If you are a government agency or defence organisation reading this and you have not yet taken structured action on fuel supply chain risk, start with three things this week.

First, get a consolidated view of your fuel exposure. Fleet, facilities, operations — bring the data together in one place. Second, pull your fuel supply contracts and read the allocation and force majeure clauses. Know your position before you need it. Third, identify your ten most fuel-critical operational programmes and ask what happens to each under a 60-day supply disruption.

The time for watching and waiting has passed. The disruption is here, the trajectory is uncertain, and the organisations that act now will be in a fundamentally better position than those that act in six weeks.

A Crisis That Was Always Coming

Australia's fuel security vulnerability is not new.

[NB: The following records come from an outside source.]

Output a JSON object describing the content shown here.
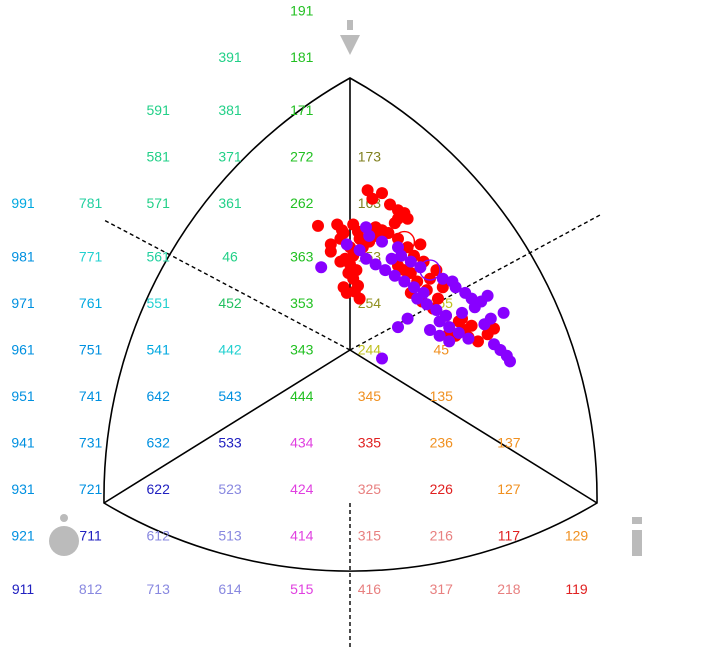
{
  "chart_data": {
    "type": "scatter",
    "title": "",
    "xlabel": "",
    "ylabel": "",
    "grid_labels": [
      {
        "t": "191",
        "c": "#22c022",
        "col": 6.6,
        "row": -0.1
      },
      {
        "t": "391",
        "c": "#22d088",
        "col": 4.9,
        "row": 0.6
      },
      {
        "t": "181",
        "c": "#22c022",
        "col": 6.6,
        "row": 0.6
      },
      {
        "t": "591",
        "c": "#22d088",
        "col": 3.2,
        "row": 1.4
      },
      {
        "t": "381",
        "c": "#22d088",
        "col": 4.9,
        "row": 1.4
      },
      {
        "t": "171",
        "c": "#22c022",
        "col": 6.6,
        "row": 1.4
      },
      {
        "t": "581",
        "c": "#22d088",
        "col": 3.2,
        "row": 2.1
      },
      {
        "t": "371",
        "c": "#22d088",
        "col": 4.9,
        "row": 2.1
      },
      {
        "t": "272",
        "c": "#22c022",
        "col": 6.6,
        "row": 2.1
      },
      {
        "t": "173",
        "c": "#808020",
        "col": 8.2,
        "row": 2.1
      },
      {
        "t": "991",
        "c": "#00a8e0",
        "col": 0.0,
        "row": 2.8
      },
      {
        "t": "781",
        "c": "#22d0a0",
        "col": 1.6,
        "row": 2.8
      },
      {
        "t": "571",
        "c": "#22d088",
        "col": 3.2,
        "row": 2.8
      },
      {
        "t": "361",
        "c": "#22d088",
        "col": 4.9,
        "row": 2.8
      },
      {
        "t": "262",
        "c": "#22c022",
        "col": 6.6,
        "row": 2.8
      },
      {
        "t": "163",
        "c": "#808020",
        "col": 8.2,
        "row": 2.8
      },
      {
        "t": "981",
        "c": "#0090e0",
        "col": 0.0,
        "row": 3.6
      },
      {
        "t": "771",
        "c": "#22d0d0",
        "col": 1.6,
        "row": 3.6
      },
      {
        "t": "561",
        "c": "#22d0a0",
        "col": 3.2,
        "row": 3.6
      },
      {
        "t": "46",
        "c": "#22d088",
        "col": 4.9,
        "row": 3.6
      },
      {
        "t": "363",
        "c": "#22c022",
        "col": 6.6,
        "row": 3.6
      },
      {
        "t": "153",
        "c": "#909020",
        "col": 8.2,
        "row": 3.6
      },
      {
        "t": "971",
        "c": "#0090e0",
        "col": 0.0,
        "row": 4.3
      },
      {
        "t": "761",
        "c": "#00a8e0",
        "col": 1.6,
        "row": 4.3
      },
      {
        "t": "551",
        "c": "#22d0d0",
        "col": 3.2,
        "row": 4.3
      },
      {
        "t": "452",
        "c": "#22c060",
        "col": 4.9,
        "row": 4.3
      },
      {
        "t": "353",
        "c": "#22c022",
        "col": 6.6,
        "row": 4.3
      },
      {
        "t": "254",
        "c": "#909020",
        "col": 8.2,
        "row": 4.3
      },
      {
        "t": "155",
        "c": "#c0c020",
        "col": 9.9,
        "row": 4.3
      },
      {
        "t": "961",
        "c": "#0090e0",
        "col": 0.0,
        "row": 5.0
      },
      {
        "t": "751",
        "c": "#0090e0",
        "col": 1.6,
        "row": 5.0
      },
      {
        "t": "541",
        "c": "#00a8e0",
        "col": 3.2,
        "row": 5.0
      },
      {
        "t": "442",
        "c": "#22d0d0",
        "col": 4.9,
        "row": 5.0
      },
      {
        "t": "343",
        "c": "#22c022",
        "col": 6.6,
        "row": 5.0
      },
      {
        "t": "244",
        "c": "#c0c020",
        "col": 8.2,
        "row": 5.0
      },
      {
        "t": "45",
        "c": "#f09020",
        "col": 9.9,
        "row": 5.0
      },
      {
        "t": "951",
        "c": "#0090e0",
        "col": 0.0,
        "row": 5.7
      },
      {
        "t": "741",
        "c": "#0090e0",
        "col": 1.6,
        "row": 5.7
      },
      {
        "t": "642",
        "c": "#0090e0",
        "col": 3.2,
        "row": 5.7
      },
      {
        "t": "543",
        "c": "#0090e0",
        "col": 4.9,
        "row": 5.7
      },
      {
        "t": "444",
        "c": "#22c022",
        "col": 6.6,
        "row": 5.7
      },
      {
        "t": "345",
        "c": "#f09020",
        "col": 8.2,
        "row": 5.7
      },
      {
        "t": "135",
        "c": "#f09020",
        "col": 9.9,
        "row": 5.7
      },
      {
        "t": "941",
        "c": "#0090e0",
        "col": 0.0,
        "row": 6.4
      },
      {
        "t": "731",
        "c": "#0090e0",
        "col": 1.6,
        "row": 6.4
      },
      {
        "t": "632",
        "c": "#0090e0",
        "col": 3.2,
        "row": 6.4
      },
      {
        "t": "533",
        "c": "#2020c0",
        "col": 4.9,
        "row": 6.4
      },
      {
        "t": "434",
        "c": "#e040e0",
        "col": 6.6,
        "row": 6.4
      },
      {
        "t": "335",
        "c": "#e02020",
        "col": 8.2,
        "row": 6.4
      },
      {
        "t": "236",
        "c": "#f09020",
        "col": 9.9,
        "row": 6.4
      },
      {
        "t": "137",
        "c": "#f09020",
        "col": 11.5,
        "row": 6.4
      },
      {
        "t": "931",
        "c": "#0090e0",
        "col": 0.0,
        "row": 7.1
      },
      {
        "t": "721",
        "c": "#0090e0",
        "col": 1.6,
        "row": 7.1
      },
      {
        "t": "622",
        "c": "#2020c0",
        "col": 3.2,
        "row": 7.1
      },
      {
        "t": "523",
        "c": "#8888e0",
        "col": 4.9,
        "row": 7.1
      },
      {
        "t": "424",
        "c": "#e040e0",
        "col": 6.6,
        "row": 7.1
      },
      {
        "t": "325",
        "c": "#e88080",
        "col": 8.2,
        "row": 7.1
      },
      {
        "t": "226",
        "c": "#e02020",
        "col": 9.9,
        "row": 7.1
      },
      {
        "t": "127",
        "c": "#f09020",
        "col": 11.5,
        "row": 7.1
      },
      {
        "t": "921",
        "c": "#0090e0",
        "col": 0.0,
        "row": 7.8
      },
      {
        "t": "711",
        "c": "#2020c0",
        "col": 1.6,
        "row": 7.8
      },
      {
        "t": "612",
        "c": "#8888e0",
        "col": 3.2,
        "row": 7.8
      },
      {
        "t": "513",
        "c": "#8888e0",
        "col": 4.9,
        "row": 7.8
      },
      {
        "t": "414",
        "c": "#e040e0",
        "col": 6.6,
        "row": 7.8
      },
      {
        "t": "315",
        "c": "#e88080",
        "col": 8.2,
        "row": 7.8
      },
      {
        "t": "216",
        "c": "#e88080",
        "col": 9.9,
        "row": 7.8
      },
      {
        "t": "117",
        "c": "#e02020",
        "col": 11.5,
        "row": 7.8
      },
      {
        "t": "129",
        "c": "#f09020",
        "col": 13.1,
        "row": 7.8
      },
      {
        "t": "911",
        "c": "#2020c0",
        "col": 0.0,
        "row": 8.6
      },
      {
        "t": "812",
        "c": "#8888e0",
        "col": 1.6,
        "row": 8.6
      },
      {
        "t": "713",
        "c": "#8888e0",
        "col": 3.2,
        "row": 8.6
      },
      {
        "t": "614",
        "c": "#8888e0",
        "col": 4.9,
        "row": 8.6
      },
      {
        "t": "515",
        "c": "#e040e0",
        "col": 6.6,
        "row": 8.6
      },
      {
        "t": "416",
        "c": "#e88080",
        "col": 8.2,
        "row": 8.6
      },
      {
        "t": "317",
        "c": "#e88080",
        "col": 9.9,
        "row": 8.6
      },
      {
        "t": "218",
        "c": "#e88080",
        "col": 11.5,
        "row": 8.6
      },
      {
        "t": "119",
        "c": "#e02020",
        "col": 13.1,
        "row": 8.6
      }
    ],
    "series": [
      {
        "color": "#ff0000",
        "mean": [
          0.34,
          0.62
        ],
        "points": [
          [
            0.14,
            0.92
          ],
          [
            0.11,
            0.98
          ],
          [
            0.2,
            0.96
          ],
          [
            0.25,
            0.88
          ],
          [
            0.3,
            0.84
          ],
          [
            0.3,
            0.78
          ],
          [
            0.34,
            0.82
          ],
          [
            0.36,
            0.78
          ],
          [
            0.28,
            0.75
          ],
          [
            0.16,
            0.72
          ],
          [
            -0.2,
            0.73
          ],
          [
            -0.05,
            0.7
          ],
          [
            -0.12,
            0.6
          ],
          [
            -0.12,
            0.55
          ],
          [
            -0.06,
            0.64
          ],
          [
            -0.04,
            0.68
          ],
          [
            0.02,
            0.74
          ],
          [
            0.05,
            0.69
          ],
          [
            0.06,
            0.64
          ],
          [
            0.0,
            0.58
          ],
          [
            0.02,
            0.52
          ],
          [
            -0.03,
            0.5
          ],
          [
            -0.06,
            0.48
          ],
          [
            0.0,
            0.46
          ],
          [
            0.04,
            0.42
          ],
          [
            0.02,
            0.36
          ],
          [
            0.05,
            0.31
          ],
          [
            0.03,
            0.27
          ],
          [
            0.06,
            0.22
          ],
          [
            -0.02,
            0.26
          ],
          [
            -0.04,
            0.3
          ],
          [
            -0.01,
            0.4
          ],
          [
            0.3,
            0.45
          ],
          [
            0.34,
            0.42
          ],
          [
            0.38,
            0.4
          ],
          [
            0.42,
            0.34
          ],
          [
            0.48,
            0.28
          ],
          [
            0.55,
            0.22
          ],
          [
            0.38,
            0.26
          ],
          [
            0.45,
            0.2
          ],
          [
            0.52,
            0.15
          ],
          [
            0.6,
            0.1
          ],
          [
            0.68,
            0.06
          ],
          [
            0.72,
            0.0
          ],
          [
            0.62,
            -0.02
          ],
          [
            0.66,
            -0.04
          ],
          [
            0.74,
            -0.05
          ],
          [
            0.8,
            -0.08
          ],
          [
            0.9,
            0.01
          ],
          [
            0.86,
            -0.03
          ],
          [
            0.76,
            0.03
          ],
          [
            0.7,
            0.08
          ],
          [
            0.58,
            0.3
          ],
          [
            0.5,
            0.36
          ],
          [
            0.54,
            0.42
          ],
          [
            0.46,
            0.48
          ],
          [
            0.4,
            0.52
          ],
          [
            0.36,
            0.58
          ],
          [
            0.44,
            0.6
          ],
          [
            0.3,
            0.64
          ],
          [
            0.24,
            0.68
          ],
          [
            0.2,
            0.7
          ],
          [
            0.16,
            0.66
          ],
          [
            0.12,
            0.62
          ],
          [
            0.08,
            0.58
          ],
          [
            -0.08,
            0.74
          ]
        ]
      },
      {
        "color": "#8800ff",
        "mean": [
          0.5,
          0.42
        ],
        "points": [
          [
            -0.18,
            0.44
          ],
          [
            0.1,
            0.72
          ],
          [
            0.12,
            0.66
          ],
          [
            -0.02,
            0.6
          ],
          [
            0.2,
            0.62
          ],
          [
            0.06,
            0.56
          ],
          [
            0.3,
            0.58
          ],
          [
            0.32,
            0.52
          ],
          [
            0.1,
            0.5
          ],
          [
            0.16,
            0.46
          ],
          [
            0.22,
            0.42
          ],
          [
            0.28,
            0.38
          ],
          [
            0.34,
            0.34
          ],
          [
            0.4,
            0.3
          ],
          [
            0.46,
            0.26
          ],
          [
            0.42,
            0.22
          ],
          [
            0.48,
            0.18
          ],
          [
            0.54,
            0.14
          ],
          [
            0.6,
            0.1
          ],
          [
            0.56,
            0.06
          ],
          [
            0.62,
            0.02
          ],
          [
            0.68,
            -0.02
          ],
          [
            0.74,
            -0.06
          ],
          [
            0.7,
            0.12
          ],
          [
            0.78,
            0.16
          ],
          [
            0.82,
            0.2
          ],
          [
            0.86,
            0.24
          ],
          [
            0.9,
            -0.1
          ],
          [
            0.94,
            -0.14
          ],
          [
            0.98,
            -0.18
          ],
          [
            0.36,
            0.08
          ],
          [
            0.3,
            0.02
          ],
          [
            0.5,
            0.0
          ],
          [
            0.56,
            -0.04
          ],
          [
            0.62,
            -0.08
          ],
          [
            1.0,
            -0.22
          ],
          [
            0.2,
            -0.2
          ],
          [
            0.66,
            0.3
          ],
          [
            0.72,
            0.26
          ],
          [
            0.76,
            0.22
          ],
          [
            0.44,
            0.44
          ],
          [
            0.38,
            0.48
          ],
          [
            0.58,
            0.36
          ],
          [
            0.64,
            0.34
          ],
          [
            0.84,
            0.04
          ],
          [
            0.88,
            0.08
          ],
          [
            0.96,
            0.12
          ],
          [
            0.26,
            0.5
          ]
        ]
      }
    ]
  }
}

Policy reviews going back to 2011 have flagged the risks of import dependency, inadequate reserves, and thin domestic refining capacity. The current crisis has not created these vulnerabilities — it has exposed them.

For government and defence, the appropriate response is not panic. It is structured, disciplined supply chain management applied urgently and at scale. That means understanding your exposure, building flexibility into your procurement arrangements, positioning stock intelligently, and planning your workforce and operations for a range of scenarios.

The Iran war has compressed the timeline. The actions that would have been good policy six months ago are now operational imperatives. Act accordingly.